De perto ela sentia a voz dele ressoar como a própria terra.
Teria ficado amedrontada se não fosse por Pantalaimon, e pelo fato de que a
expressão pétrea de John Faa tinha se amenizado um pouco. Ele estava sendo
delicado com ela.
– Obrigada, Lorde Faa – ela respondeu.
– Agora venha ao escritório e vamos ter uma conversa - disse John Faa. – Estão
alimentando você direito, os Costa?
– Ah, estão, sim. Comemos enguias no jantar.
– As verdadeiras enguias dos Pântanos, eu espero.
O escritório era um aposento confortável, com uma grande lareira acesa,
prateleiras carregadas de prata e porcelana e uma mesa pesada escurecida pelos
anos, tendo em volta doze cadeiras.
Os outros homens no tablado não estavam ali, mas o ancião trêmulo estava. John
Faa ajudou-o a sentar-se.
– Agora você se sente aqui à minha direita – John Faa disse a Lyra.

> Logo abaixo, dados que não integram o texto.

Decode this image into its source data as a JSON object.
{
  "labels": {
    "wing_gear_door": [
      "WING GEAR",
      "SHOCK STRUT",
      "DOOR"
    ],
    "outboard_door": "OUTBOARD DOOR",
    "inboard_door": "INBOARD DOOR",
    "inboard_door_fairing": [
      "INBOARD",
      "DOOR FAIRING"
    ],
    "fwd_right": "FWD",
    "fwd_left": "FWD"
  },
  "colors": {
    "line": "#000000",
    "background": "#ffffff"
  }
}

Ele sentou-se à cabeceira, e Lyra encontrou-se em frente a Farder Coram. Sentia
um pouco de medo do rosto encaveirado e do tremor contínuo dele. O daemon dele
era uma linda gata com as cores do outono, enorme, que atravessou a mesa com
andar elegante, de cauda erguida, e examinou Pantalaimon, encostando o focinho no
dele antes de acomodar-se no colo de Farder Coram, entrecerrar os olhos, e pôr-se a
ronronar baixinho.
Uma mulher que Lyra não tinha notado saiu das sombras com uma bandeja cheia
de copos, colocou-a junto à John Faa, fez uma mesura e saiu. John Faa serviu
pequenos cálices de aguardente de cereais de um frasco de pedra para si mesmo e
para Farder Coram, e vinho para Lyra.
– Quer dizer, Lyra, que você fugiu – disse John Faa.
– Foi.
– E quem era a dama de quem você fugiu?
– O nome dela é Sra. Coulter. E eu achava que ela era boa, mas descobri que ela
é dos Papões. Ouvi alguém dizendo o que os Papões eram, eles eram chamados de
Conselho Geral de Oblação, e ela estava encarregada de tudo, era tudo idéia dela. E
todos eles estavam planejando uma coisa, sei lá o que era, só sei que iam me fazer
ajudar a pegar as crianças para ela. Mas eles não sabiam...
– O que eles não sabiam?
– Bom, primeiro não sabiam que eu conhecia umas crianças que eles roubaram.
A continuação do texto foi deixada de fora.